Un altro aspetto ci sembra minare la fatica di Marletta e Pennetta: l’opposizione, ormai obsoleta e rude, tra ipotesi parafisica ed ipotesi extraterrestre. A ben vedere, i due orizzonti non sono così lontani: è possibile che una civiltà, dopo aver toccato il culmine del “progresso” tecnologico, abbandoni la tecnica per procedere lungo la via dei poteri psichici, del dominio della materia e dello spazio-tempo attraverso il pensiero. Ad esempio, nell’India vedica dèi, semidei ed eroi ora impiegano la tecnologia ora ne sono svincolati. Lo stesso termine “loka”, in sanscrito, designa sia il pianeta fisico sia un mondo sovradimensionale: invero, realtà fisica ed iperfisica coesistono e si compenetrano, anche se, quasi sempre noi percepiamo solo la prima, anzi una sua piccola frazione. Un Venusiano non deve per forza provenire dal pianeta materiale che chiamiamo Venere.
Pertanto se nella Bibbia ed in altri libri tradizionali alcuni specialisti scorgono “angeli” in carne ed ossa nonché macchine volanti, mentre altri ricercatori vedono immagini sciamaniche e fenomeni eterici, probabilmente hanno ragione entrambe le categorie di studiosi. Si tratta di stabilire dove il testo o l’esperienza descrivono un referente concreto e dove, invece, un simbolo, pur nella consapevolezza che tale distinzione può essere sfumata. Lo stesso vale per la fenomenologia ufologica, il cui versante tecnologico (viti e bulloni), sebbene sia da ridimensionare, non può essere escluso del tutto, pena la creazione di una grisaille in cui si confonde tutto ed il contrario di tutto: esoterismo, occultismo, New age, scienza di frontiera…

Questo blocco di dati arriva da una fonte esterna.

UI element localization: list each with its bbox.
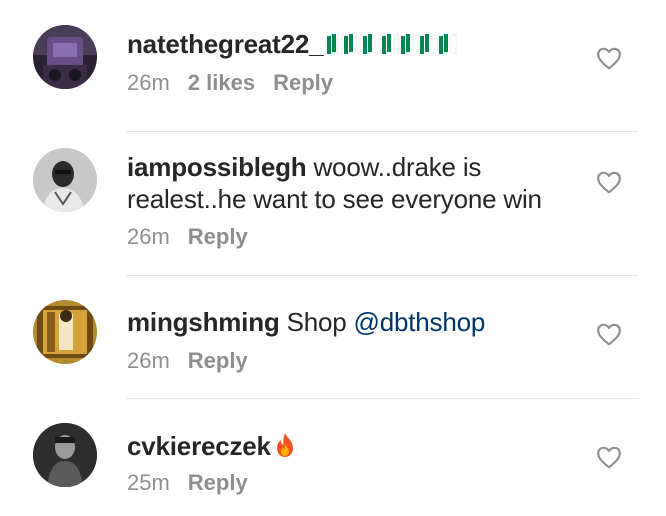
comment-text: cvkiereczek [127, 430, 557, 465]
avatar-image [33, 148, 97, 212]
reply-button[interactable]: Reply [188, 470, 248, 495]
comment-body: Shop [286, 307, 354, 337]
reply-button[interactable]: Reply [188, 348, 248, 373]
like-heart-icon[interactable] [596, 46, 622, 70]
like-heart-icon[interactable] [596, 170, 622, 194]
comment-username[interactable]: iampossiblegh [127, 152, 307, 182]
comment-time: 25m [127, 470, 170, 495]
comment-time: 26m [127, 70, 170, 95]
avatar-image [33, 25, 97, 89]
nigeria-flag-emoji [325, 31, 463, 63]
reply-button[interactable]: Reply [273, 70, 333, 95]
comment-item: cvkiereczek 25m Reply [0, 399, 666, 516]
like-heart-icon[interactable] [596, 322, 622, 346]
like-heart-icon[interactable] [596, 445, 622, 469]
comment-meta: 26m Reply [127, 224, 266, 250]
comment-username[interactable]: cvkiereczek [127, 431, 271, 461]
avatar[interactable] [33, 423, 97, 487]
comment-username[interactable]: natethegreat22_ [127, 29, 324, 59]
comment-item: iampossiblegh woow..drake is realest..he… [0, 132, 666, 275]
mention-link[interactable]: @dbthshop [354, 307, 486, 337]
comment-text: mingshming Shop @dbthshop [127, 306, 557, 338]
comment-item: natethegreat22_ 26m 2 likes Reply [0, 0, 666, 132]
avatar-image [33, 300, 97, 364]
comment-text: iampossiblegh woow..drake is realest..he… [127, 151, 557, 215]
avatar[interactable] [33, 25, 97, 89]
reply-button[interactable]: Reply [188, 224, 248, 249]
comment-meta: 26m 2 likes Reply [127, 70, 351, 96]
comment-meta: 25m Reply [127, 470, 266, 496]
avatar[interactable] [33, 300, 97, 364]
fire-emoji [275, 432, 295, 465]
comment-time: 26m [127, 348, 170, 373]
avatar-image [33, 423, 97, 487]
comment-item: mingshming Shop @dbthshop 26m Reply [0, 276, 666, 398]
comment-time: 26m [127, 224, 170, 249]
likes-count[interactable]: 2 likes [188, 70, 255, 95]
comment-username[interactable]: mingshming [127, 307, 280, 337]
comment-text: natethegreat22_ [127, 28, 557, 63]
avatar[interactable] [33, 148, 97, 212]
comment-meta: 26m Reply [127, 348, 266, 374]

Occorre provare a superare la tradizionale separazione tra empirico e meta-empirico. La scienza ortodossa si ostina ad ignorare le cosiddette energie sottili nonché la sfera metafisica: in questo modo si preclude dogmaticamente una visione più ampia ed approfondita. La vera ricerca, però, non può prescindere dalla ricognizione, sempre critica e prudente, di territori liminali. In molti casi l’osservazione del “fatto concreto” dà l’impulso per un’indagine che, un po’ alla volta, travalica i confini dell’empiria, lasciando intravedere inattesi paesaggi.
Dunque la visione dei due scrittori è poco aggiornata e rischia di appiattirsi su un’esegesi dicotomica, anzi manichea dove il bene coincide con il Cattolicesimo ed il male con tutto il resto.
Le ambizioni antropologiche degli autori, cioè dimostrare che le manifestazioni ufologiche nascondono il fine delle élites di creare il terreno adatto ad una pseudo-religione mondialista, si diluiscono nella brevità (brevis laboro esse, obscurus fio...) dell’opuscolo, ma soprattutto sono quasi vanificate dall’impostazione confessionale.
Condividiamo, pur con alcuni distinguo, l’assunto centrale dell’opuscolo, ossia dietro gli Altri (tutti?) opera un agente pericoloso, ma se il fine è portare i lettori nell’ovile della Chiesa cattolica, come tante docili pecorelle bianche, allora preferiamo rimanere pecore nere.
Siamo concordi con altre tesi degli autori, ostili al riduzionismo scientifico, al darwinismo, alla teoria dei cambiamenti climatici dovuti al biossido di carbonio etc. Perciò, visto che le premesse sono buone, auspichiamo che “Extraterrestri, le radici occulte di un mito moderno” sia solo un primo passo di un lungo cammino verso mete più originali, specialmente verso concezioni emancipate dal dualismo interpretativo cui si è accennato sopra.